Of Batang Kali, Lord Kerr said the “overwhelming preponderance of currently available evidence” indicated that “wholly innocent men were mercilessly murdered.”
He added: “The law has proved itself unable to respond positively to the demand that there be redress for the historical wrong that the appellants so passionately believe has been perpetrated on them and their relatives. That may reflect a deficiency in our system of law. It certainly does not represent any discredit on the honourable crusade that the appellants have pursued.”
Lord Neuberger said: “The desire to discover ‘historical truth’ is understandable, particularly in a case where it involves investigating whether a serious wrong, indeed a war crime, may have been committed. However, not only is this a case where neither article 2 (the right to life under the European Convention On Human Rights) nor customary international law would require such an investigation.
“It is also a case where the has given coherent and relevant reasons for not holding an inquiry, including expressing a justifiable concern that the truth may not be ascertainable, and a justifiable belief that, even if the appellants’ expectations to the contrary were met, there would be little useful that could be learned from an inquiry so far as current actions and policies were concerned.”
While the killings may have been unlawful, Lord Neuberger said they nevertheless occurred a decade before the right of petition to the Strasbourg court was recognised by the UK and imposed a duty to investigate.

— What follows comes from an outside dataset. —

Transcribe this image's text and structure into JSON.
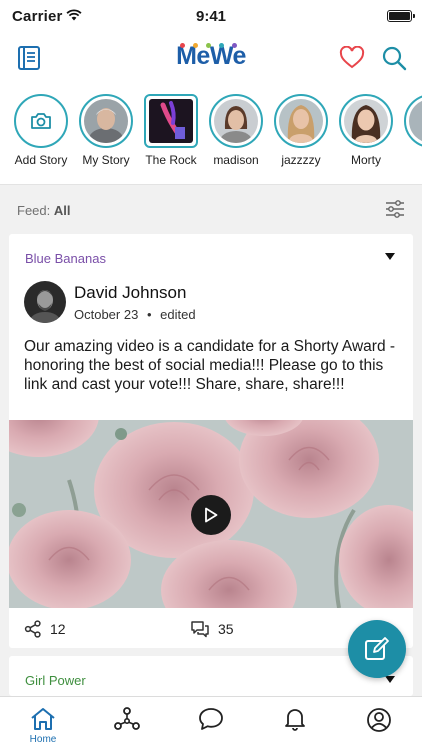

John Halford, of Bindmans solicitors, who represented the families of those killed in the massacre said: “On 12 December 1948, British soldiers left the bodies of 24 innocent, unarmed men riddled with bullets and the British government left their families without a credible explanation. Our courts have decided there is no legal right to that explanation. But they have been able to acknowledge the innocence of those killed, the failures to investigate and the ‘overwhelming’ evidence of mass murder.
“Just as importantly, Britain has been found responsible. All of this creates the clearest of moral imperatives on the British government to apologise, withdraw the false account given to Parliament and to compassionately address what has been done, including by funding a memorial. If it does not, the blood of those killed at Batang Kali will indelibly stain the concept of British justice.”
Director of Rights Watch UK, Yasmine Ahmed said: “The outcome of this case has considerable implications in Northern Ireland where many of the deaths that occurred during the Troubles happened before the UK government enacted the Human Rights Act in 1998 … The court today recognised that the UK Government has an obligation to carry out article 2 compliant investigations into Troubles-related deaths in Northern Ireland.”
Darragh Mackin, solicitor with Belfast firm KRW Law which represented a number of Northern Ireland NGOs, said: “Whilst not being a satisfactory result for the relatives of victims of the Batang Kali massacre, the judgment does have an important impact for dealing with historic related murders in this jurisdiction. The court has held that the obligation on the British state to investigate suspicious deaths arises from the date the state granted the right of individual petition, namely 1966.
“This therefore gives rise to an obligation on the British government to undertake human rights compliant investigations into conflict-related incidents, where necessary in order to discharge its duties.”